Patogenesi: I patologi possono riferirsi a “reazioni lichenoidi” nei rapporti patologici e possono anche usare i termini “mucosite lichenoide” o “mucosite cronica con caratteristiche lichenoidi”. La ragione di questo è che non ci sono abbastanza caratteristiche distintive che rendono la reazione lichenoide una diagnosi definitiva per il vero lichen planus. Pertanto, la diagnosi può essere di lichen planus o di reazione lichenoide a seconda di quanto chiaramente coerenti possano essere le caratteristiche in un campione di tessuto – o detto in altro modo, quanto alterate possano essere le caratteristiche dal franco lichen planus.

A un paziente che sta assumendo più farmaci può essere offerto il trattamento standard per il lichen planus, che è normalmente un regime di corticosteroidi topici. Se il trattamento non offre segni di risposta, il medico vorrebbe considerare la possibilità di una “reazione lichenoide indotta da farmaci”. A quel punto, si può considerare la possibilità di un agente offensivo o la possibilità di una reazione indotta da un farmaco. Spesso, determinare la possibilità di una reazione lichenoide quando il paziente usa più farmaci è una questione di tentativi ed errori.

Fornendo quante più informazioni possibili sul paziente e sulla storia della lesione al patologo orale, maggiori sono le probabilità di ottenere una diagnosi più definitiva. Il patch test aiuta il patologo a raggiungere una diagnosi. I patch test eseguiti da un dermatologo possono determinare la reazione del paziente a certi metalli, aromi o altri possibili agenti ambientali.

Caratteristiche esteriori: Le lesioni cutanee e le reazioni di ipersensibilità appaiono come classiche lesioni cutanee lichen planus denotate da placche viola, poligonali che sono di natura pruritica (vedi “Lichen Planus,” RDH, febbraio 2007).

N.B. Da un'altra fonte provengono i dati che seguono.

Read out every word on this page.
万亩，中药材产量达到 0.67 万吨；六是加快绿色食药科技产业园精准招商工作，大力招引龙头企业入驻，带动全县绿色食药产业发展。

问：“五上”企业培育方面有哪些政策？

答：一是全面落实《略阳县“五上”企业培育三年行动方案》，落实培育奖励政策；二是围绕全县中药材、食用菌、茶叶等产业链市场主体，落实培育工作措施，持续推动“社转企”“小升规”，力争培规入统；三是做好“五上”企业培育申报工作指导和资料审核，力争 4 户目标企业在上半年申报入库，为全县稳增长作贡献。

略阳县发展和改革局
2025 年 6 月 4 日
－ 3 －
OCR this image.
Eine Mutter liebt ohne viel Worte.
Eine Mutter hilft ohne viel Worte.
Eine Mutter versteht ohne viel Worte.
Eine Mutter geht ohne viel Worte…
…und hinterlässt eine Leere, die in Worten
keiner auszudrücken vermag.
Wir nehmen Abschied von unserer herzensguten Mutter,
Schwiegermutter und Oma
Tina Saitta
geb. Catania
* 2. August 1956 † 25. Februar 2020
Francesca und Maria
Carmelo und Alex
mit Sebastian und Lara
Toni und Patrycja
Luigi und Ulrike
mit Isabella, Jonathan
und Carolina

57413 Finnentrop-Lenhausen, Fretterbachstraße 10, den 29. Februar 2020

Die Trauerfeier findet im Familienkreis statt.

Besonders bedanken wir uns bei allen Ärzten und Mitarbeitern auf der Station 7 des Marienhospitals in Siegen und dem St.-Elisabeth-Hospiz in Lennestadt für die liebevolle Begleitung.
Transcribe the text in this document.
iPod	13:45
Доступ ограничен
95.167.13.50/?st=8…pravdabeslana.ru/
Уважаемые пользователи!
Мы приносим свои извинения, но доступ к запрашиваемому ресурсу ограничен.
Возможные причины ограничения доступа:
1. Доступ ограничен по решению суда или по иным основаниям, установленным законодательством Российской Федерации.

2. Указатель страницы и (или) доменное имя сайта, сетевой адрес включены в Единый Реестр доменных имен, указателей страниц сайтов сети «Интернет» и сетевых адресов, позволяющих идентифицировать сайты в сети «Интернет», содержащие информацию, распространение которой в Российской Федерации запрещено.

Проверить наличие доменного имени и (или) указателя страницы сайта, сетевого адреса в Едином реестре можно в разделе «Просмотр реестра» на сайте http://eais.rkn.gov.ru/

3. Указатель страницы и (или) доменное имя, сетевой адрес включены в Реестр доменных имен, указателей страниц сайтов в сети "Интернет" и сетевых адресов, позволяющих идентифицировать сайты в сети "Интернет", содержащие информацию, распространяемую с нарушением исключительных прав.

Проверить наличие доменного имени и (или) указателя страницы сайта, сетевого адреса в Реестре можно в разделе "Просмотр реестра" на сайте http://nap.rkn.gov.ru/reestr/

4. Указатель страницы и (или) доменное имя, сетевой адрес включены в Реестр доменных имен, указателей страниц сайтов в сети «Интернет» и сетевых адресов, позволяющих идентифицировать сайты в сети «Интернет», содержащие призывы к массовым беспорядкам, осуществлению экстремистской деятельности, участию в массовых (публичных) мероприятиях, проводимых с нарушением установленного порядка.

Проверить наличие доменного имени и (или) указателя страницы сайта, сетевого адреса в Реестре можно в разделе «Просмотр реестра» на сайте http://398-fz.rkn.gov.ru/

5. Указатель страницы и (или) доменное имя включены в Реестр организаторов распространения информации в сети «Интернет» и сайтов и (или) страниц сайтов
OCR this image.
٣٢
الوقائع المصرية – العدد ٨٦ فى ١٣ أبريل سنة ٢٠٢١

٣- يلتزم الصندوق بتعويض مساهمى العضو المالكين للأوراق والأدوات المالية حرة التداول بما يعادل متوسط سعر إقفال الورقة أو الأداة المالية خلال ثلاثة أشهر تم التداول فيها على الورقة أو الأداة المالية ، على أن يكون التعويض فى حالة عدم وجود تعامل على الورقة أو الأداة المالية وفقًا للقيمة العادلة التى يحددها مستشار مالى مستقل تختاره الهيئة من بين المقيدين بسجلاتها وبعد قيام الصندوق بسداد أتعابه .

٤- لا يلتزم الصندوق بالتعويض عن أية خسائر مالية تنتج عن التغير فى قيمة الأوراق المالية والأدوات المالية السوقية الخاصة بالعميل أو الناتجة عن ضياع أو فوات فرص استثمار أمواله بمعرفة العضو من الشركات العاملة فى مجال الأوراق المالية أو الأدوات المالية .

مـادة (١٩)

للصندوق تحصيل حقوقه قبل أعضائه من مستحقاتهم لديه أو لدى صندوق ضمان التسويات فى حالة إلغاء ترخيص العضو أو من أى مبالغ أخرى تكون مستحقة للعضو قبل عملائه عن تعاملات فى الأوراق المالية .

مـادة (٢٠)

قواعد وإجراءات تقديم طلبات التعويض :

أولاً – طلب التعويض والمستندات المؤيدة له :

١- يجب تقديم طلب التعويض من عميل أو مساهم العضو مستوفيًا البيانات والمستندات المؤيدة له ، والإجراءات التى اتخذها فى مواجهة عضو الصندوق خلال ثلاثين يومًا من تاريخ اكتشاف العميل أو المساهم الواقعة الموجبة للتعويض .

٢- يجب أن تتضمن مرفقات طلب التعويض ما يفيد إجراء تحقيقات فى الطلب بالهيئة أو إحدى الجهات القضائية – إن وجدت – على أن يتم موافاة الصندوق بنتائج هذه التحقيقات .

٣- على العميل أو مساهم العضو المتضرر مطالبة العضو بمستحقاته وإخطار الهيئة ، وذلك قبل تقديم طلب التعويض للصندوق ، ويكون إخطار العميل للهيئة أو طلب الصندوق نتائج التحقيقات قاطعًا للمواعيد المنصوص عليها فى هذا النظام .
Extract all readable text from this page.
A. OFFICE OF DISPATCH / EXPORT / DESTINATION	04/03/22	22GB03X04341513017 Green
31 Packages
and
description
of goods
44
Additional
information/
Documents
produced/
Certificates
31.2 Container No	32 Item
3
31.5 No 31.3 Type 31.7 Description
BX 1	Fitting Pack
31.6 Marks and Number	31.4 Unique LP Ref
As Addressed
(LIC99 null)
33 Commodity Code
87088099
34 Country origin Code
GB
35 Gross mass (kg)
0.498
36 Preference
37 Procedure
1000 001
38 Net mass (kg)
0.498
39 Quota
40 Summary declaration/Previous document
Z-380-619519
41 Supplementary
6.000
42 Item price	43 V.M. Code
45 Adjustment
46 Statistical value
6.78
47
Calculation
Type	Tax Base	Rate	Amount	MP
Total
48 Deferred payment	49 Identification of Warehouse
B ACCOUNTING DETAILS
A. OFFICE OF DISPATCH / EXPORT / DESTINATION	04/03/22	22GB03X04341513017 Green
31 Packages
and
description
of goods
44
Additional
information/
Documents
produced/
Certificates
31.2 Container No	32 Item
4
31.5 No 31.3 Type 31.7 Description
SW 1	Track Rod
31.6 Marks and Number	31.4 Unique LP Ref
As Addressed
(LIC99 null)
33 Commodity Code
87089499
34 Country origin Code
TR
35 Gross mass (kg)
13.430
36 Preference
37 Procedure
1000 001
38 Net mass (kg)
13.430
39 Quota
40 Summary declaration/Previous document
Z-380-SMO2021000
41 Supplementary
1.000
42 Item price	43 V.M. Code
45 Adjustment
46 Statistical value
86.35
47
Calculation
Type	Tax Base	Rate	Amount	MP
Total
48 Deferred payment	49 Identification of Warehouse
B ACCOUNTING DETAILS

Caratteristiche periorali e intraorali: Il lichen planus idiopatico convenzionale si trova di solito bilateralmente. Le reazioni lichenoidi da contatto come quella presentata nel caso studio si trovano unilateralmente a causa del contatto diretto con i tessuti. Tuttavia, quando l’individuo sta consumando un prodotto come quello che viene disperso in tutta la bocca, la superficie del tessuto può essere interessata in totale. Le lesioni possono essere bianche, rosse o in combinazione – proprio come nel vero lichen planus.

Caratteristiche distintive: Il lichen planus può essere chiaramente differenziato nei casi in cui i modelli sono molto suggestivi delle classiche caratteristiche del lichen planus, sia clinicamente che microscopicamente. Tuttavia, le reazioni lichenoidi possono a volte essere abbastanza simili nelle caratteristiche da essere etichettate come lichen planus, quando potrebbero, infatti, essere una risposta allergica.

Myers et al. 2002 hanno fatto l’osservazione che questo potrebbe impedire o impedire ulteriori indagini delle lesioni. Il medico può decidere che non sono necessarie altre indagini perché “è un lichen planus” e le lesioni vengono trattate come tali. Il contrario può accadere quando la diagnosi è vaga e non identificata come vero lichen planus, e il medico può cercare ulteriormente una diagnosi più definitiva. Gli autori citano una diagnosi resa in 20 casi di lichen planus orale come spesso contenente una terminologia nella diagnosi come “possibile” o “probabile” piuttosto che definitiva in natura.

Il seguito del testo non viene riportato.